Some of these subsidies go into the rail network, but much of this taxpayer cash simply becomes dividends for the franchise holders. The start of COVID lockdowns saw passenger numbers flatline and, in an (effective) renationalisation, the government stepped in to bear most of the rail companies’ risk. Before this, under the franchise schemes, subsidies were around twice their pre-“privatisation” levels in real terms.

Although rail “privatisation” was promoted by EU directive 91/440, no other EU nation followed the British example. Few, if any, comparator nations have such a high level of “private” rail provision as the UK.

And few, if any, governments would adopt the British model now. On the contrary, the British case is held as a cautionary tale, with high prices, fragmented services and ageing rolling stock all feeding into the network’s troubles.

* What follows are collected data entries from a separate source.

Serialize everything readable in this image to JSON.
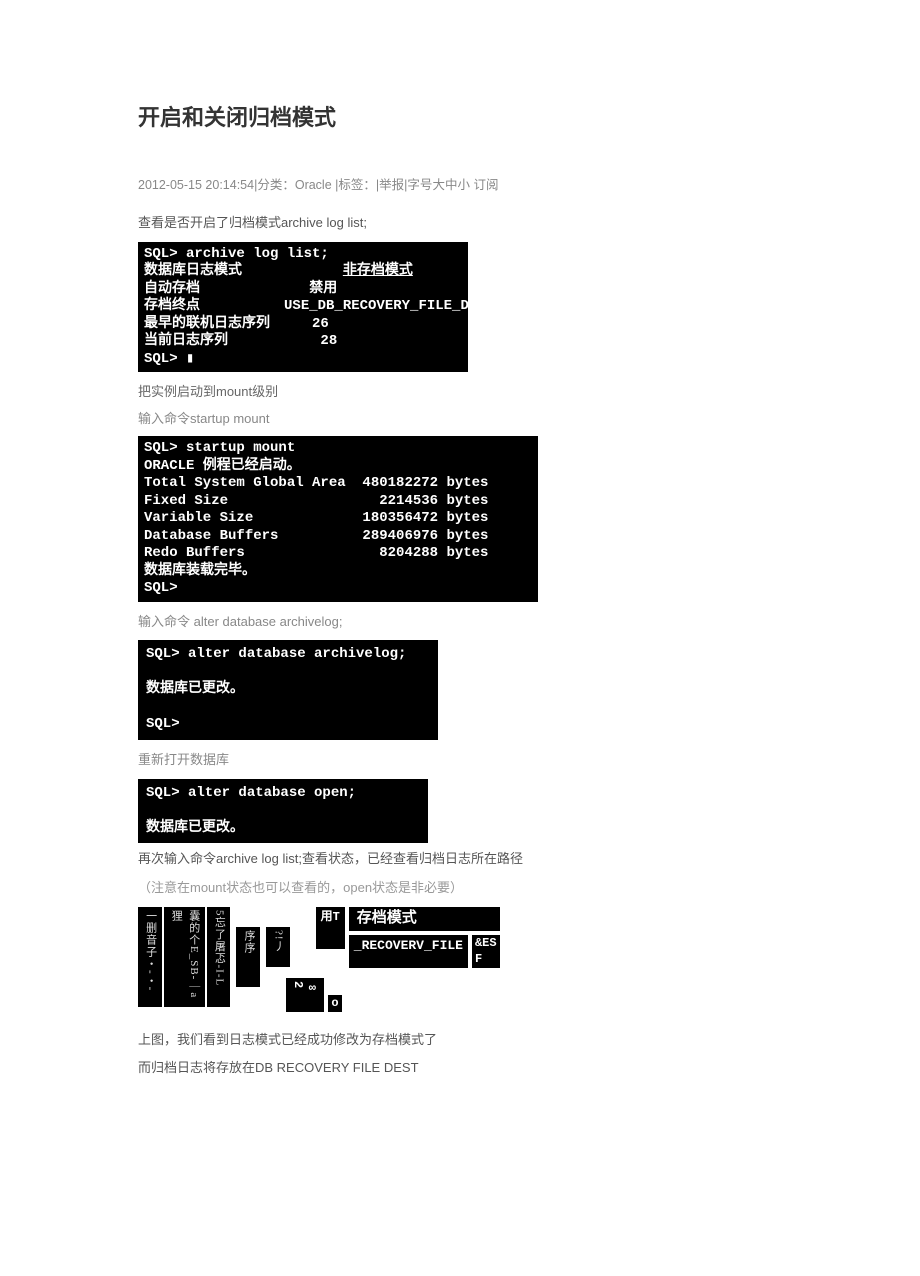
{
  "title": "开启和关闭归档模式",
  "meta": {
    "datetime": "2012-05-15 20:14:54",
    "category_label": "分类：",
    "category_value": "Oracle ",
    "tags_label": "标签：",
    "report": "举报",
    "fontsize_label": "字号",
    "font_large": "大",
    "font_mid": "中",
    "font_small": "小",
    "subscribe": " 订阅"
  },
  "p1": "查看是否开启了归档模式archive log list;",
  "term1": {
    "l1": "SQL> archive log list;",
    "l2a": "数据库日志模式",
    "l2b": "非存档模式",
    "l3a": "自动存档",
    "l3b": "禁用",
    "l4a": "存档终点",
    "l4b": "USE_DB_RECOVERY_FILE_DEST",
    "l5a": "最早的联机日志序列",
    "l5b": "26",
    "l6a": "当前日志序列",
    "l6b": "28",
    "l7": "SQL> "
  },
  "p2": "把实例启动到mount级别",
  "p3": "输入命令startup mount",
  "term2": {
    "l1": "SQL> startup mount",
    "l2": "ORACLE 例程已经启动。",
    "l3": "",
    "l4": "Total System Global Area  480182272 bytes",
    "l5": "Fixed Size                  2214536 bytes",
    "l6": "Variable Size             180356472 bytes",
    "l7": "Database Buffers          289406976 bytes",
    "l8": "Redo Buffers                8204288 bytes",
    "l9": "数据库装载完毕。",
    "l10": "SQL>"
  },
  "p4": "输入命令 alter database archivelog;",
  "term3": {
    "l1": "SQL> alter database archivelog;",
    "l2": " ",
    "l3": "数据库已更改。",
    "l4": " ",
    "l5": "SQL>"
  },
  "p5": "重新打开数据库",
  "term4": {
    "l1": "SQL> alter database open;",
    "l2": " ",
    "l3": "数据库已更改。"
  },
  "p6": "再次输入命令archive log list;查看状态，已经查看归档日志所在路径",
  "p7": "（注意在mount状态也可以查看的，open状态是非必要）",
  "frag": {
    "v1": "一删音子・-・-",
    "v2": "囊的个E_SB-｜a狸",
    "v3": "5忘了屠忑-I-L",
    "v4": "序序",
    "v5": "?!丿",
    "mid": "用T",
    "mode": "存档模式",
    "file": "_RECOVERV_FILE",
    "es": "&ES",
    "f": "F",
    "n1": "∞ 2",
    "n2": "o"
  },
  "p8": "上图，我们看到日志模式已经成功修改为存档模式了",
  "p9": "而归档日志将存放在DB RECOVERY FILE DEST"
}
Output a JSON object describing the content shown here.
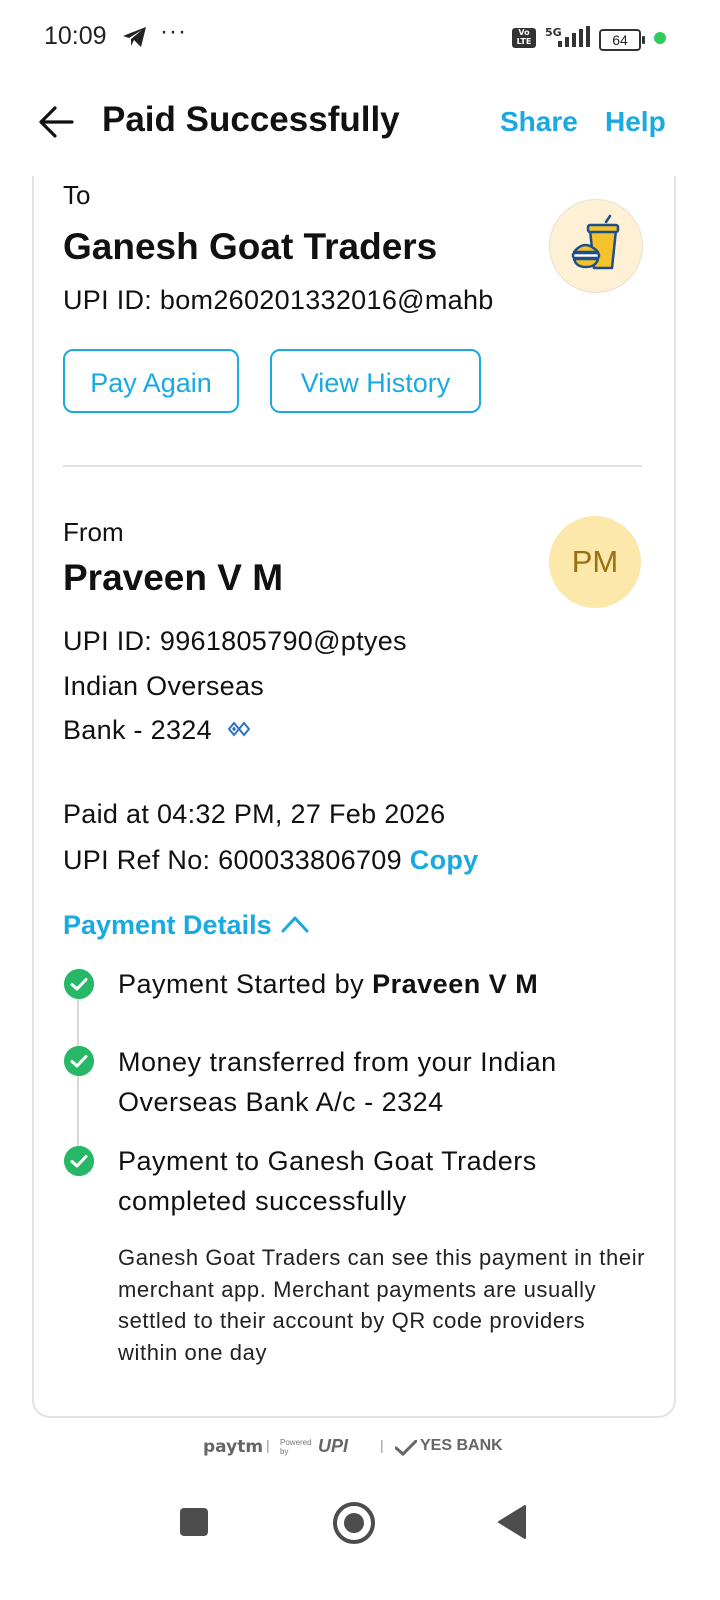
{
  "status_bar": {
    "time": "10:09",
    "more": "···",
    "volte": "Vo LTE",
    "network": "5G",
    "battery": "64"
  },
  "header": {
    "title": "Paid Successfully",
    "share_label": "Share",
    "help_label": "Help"
  },
  "recipient": {
    "label": "To",
    "name": "Ganesh Goat Traders",
    "upi_id": "UPI ID: bom260201332016@mahb"
  },
  "actions": {
    "pay_again": "Pay Again",
    "view_history": "View History"
  },
  "sender": {
    "label": "From",
    "name": "Praveen V M",
    "initials": "PM",
    "upi_id": "UPI ID: 9961805790@ptyes",
    "bank_line1": "Indian Overseas",
    "bank_line2": "Bank - 2324"
  },
  "transaction": {
    "paid_at": "Paid at 04:32 PM, 27 Feb 2026",
    "upi_ref": "UPI Ref No: 600033806709",
    "copy_label": "Copy"
  },
  "payment_details": {
    "toggle_label": "Payment Details",
    "steps": [
      {
        "text": "Payment Started by ",
        "bold": "Praveen V M"
      },
      {
        "text": "Money transferred from your Indian Overseas Bank A/c - 2324"
      },
      {
        "text": "Payment to Ganesh Goat Traders completed successfully"
      }
    ],
    "note": "Ganesh Goat Traders can see this payment in their merchant app. Merchant payments are usually settled to their account by QR code providers within one day"
  },
  "footer": {
    "paytm": "paytm",
    "powered_by": "Powered by",
    "upi": "UPI",
    "bank": "YES BANK"
  },
  "colors": {
    "accent": "#1aa9e0",
    "success": "#27b867",
    "avatar_bg": "#fbe8aa"
  }
}
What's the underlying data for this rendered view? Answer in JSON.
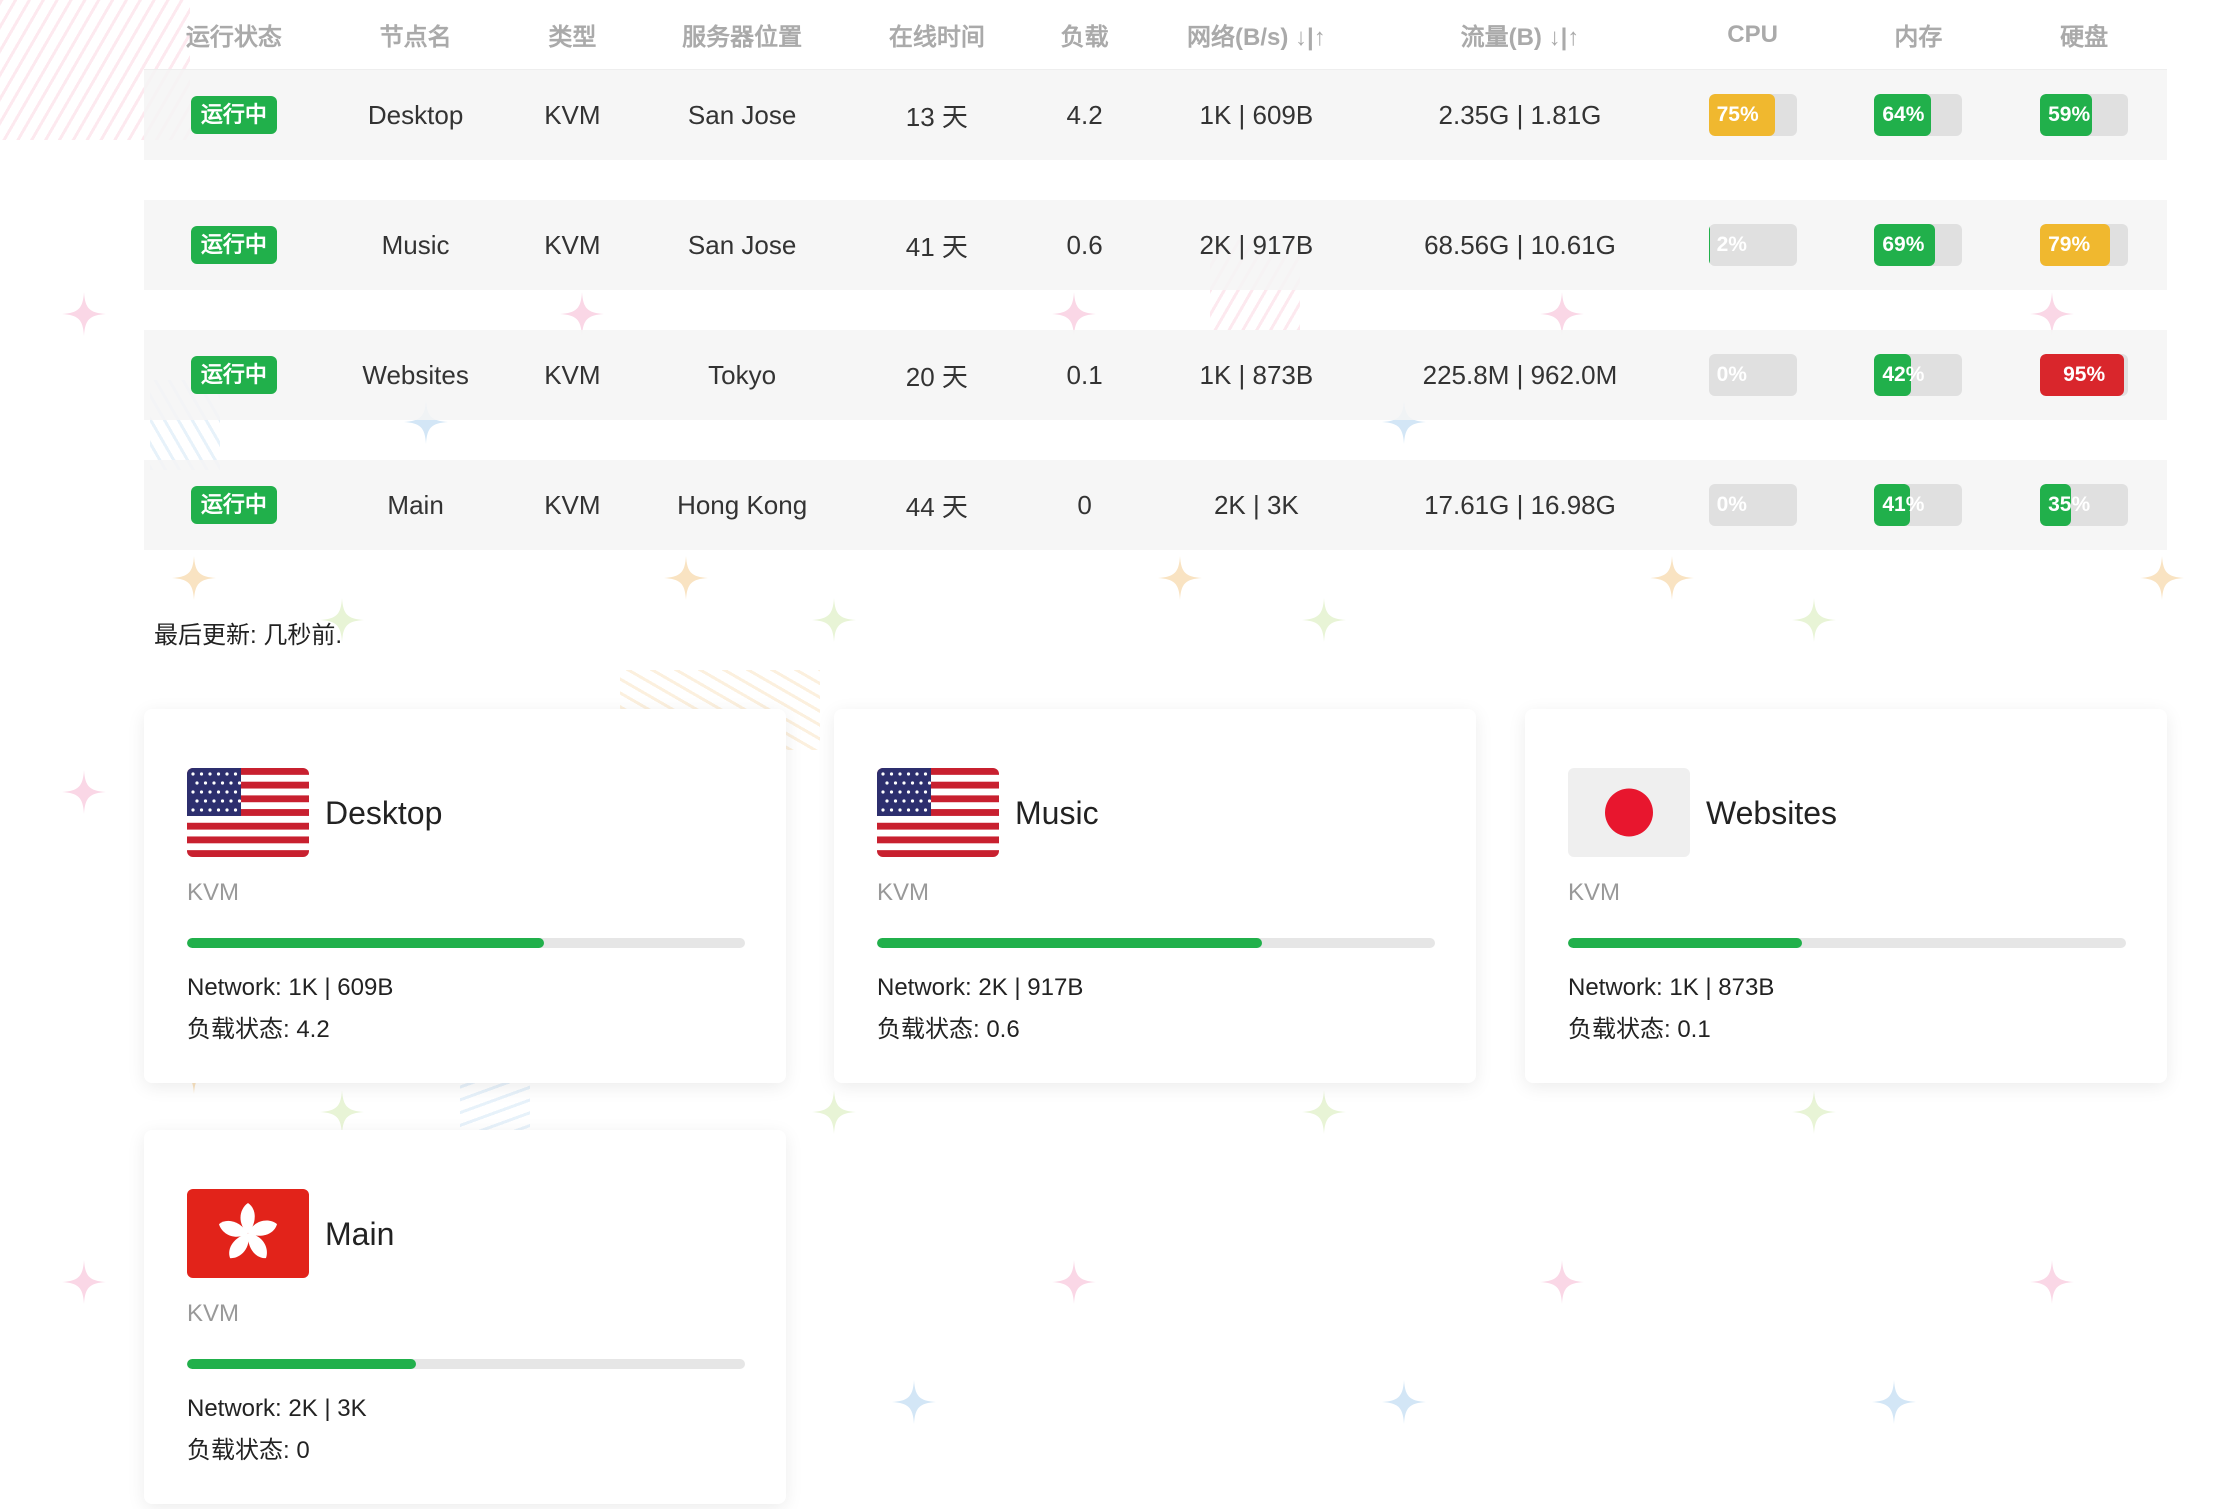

Ironically, prior to COVID, many British train services were run in whole or in part by the nationalised rail operators of other EU countries. Even the market, it seems, prefers public provision.

Return journey

The easiest route to renationalisation, if we really can call it that, given that the railways were never properly privatised, would be for government to admit its mistakes and simply not renew the franchise of the TOCs. This is Labour Party policy. This route wouldn’t solve all the railway’s problems – there would still be the issue of the Roscos to sort out. But it would be a start.

There is a precedent for this. In 2009 the East Coast Mainline operator National Express East Coast walked away from the TOC contract, meaning that the public sector had to step in and run the line.

Passenger satisfaction and profits subsequently improved. Such was the scale of the improvement that many assumed the “privatisation” experiment was over. However, in 2015 the line was re-franchised. After three more years, when it was clear the new franchise was underperforming, the line returned to public ownership.

The policy of renationalisation is not really that – the railways were never properly privatised. In truth, it’s more like ceasing to prop up at least part of the franchise scheme with taxpayers’ hard-earned money.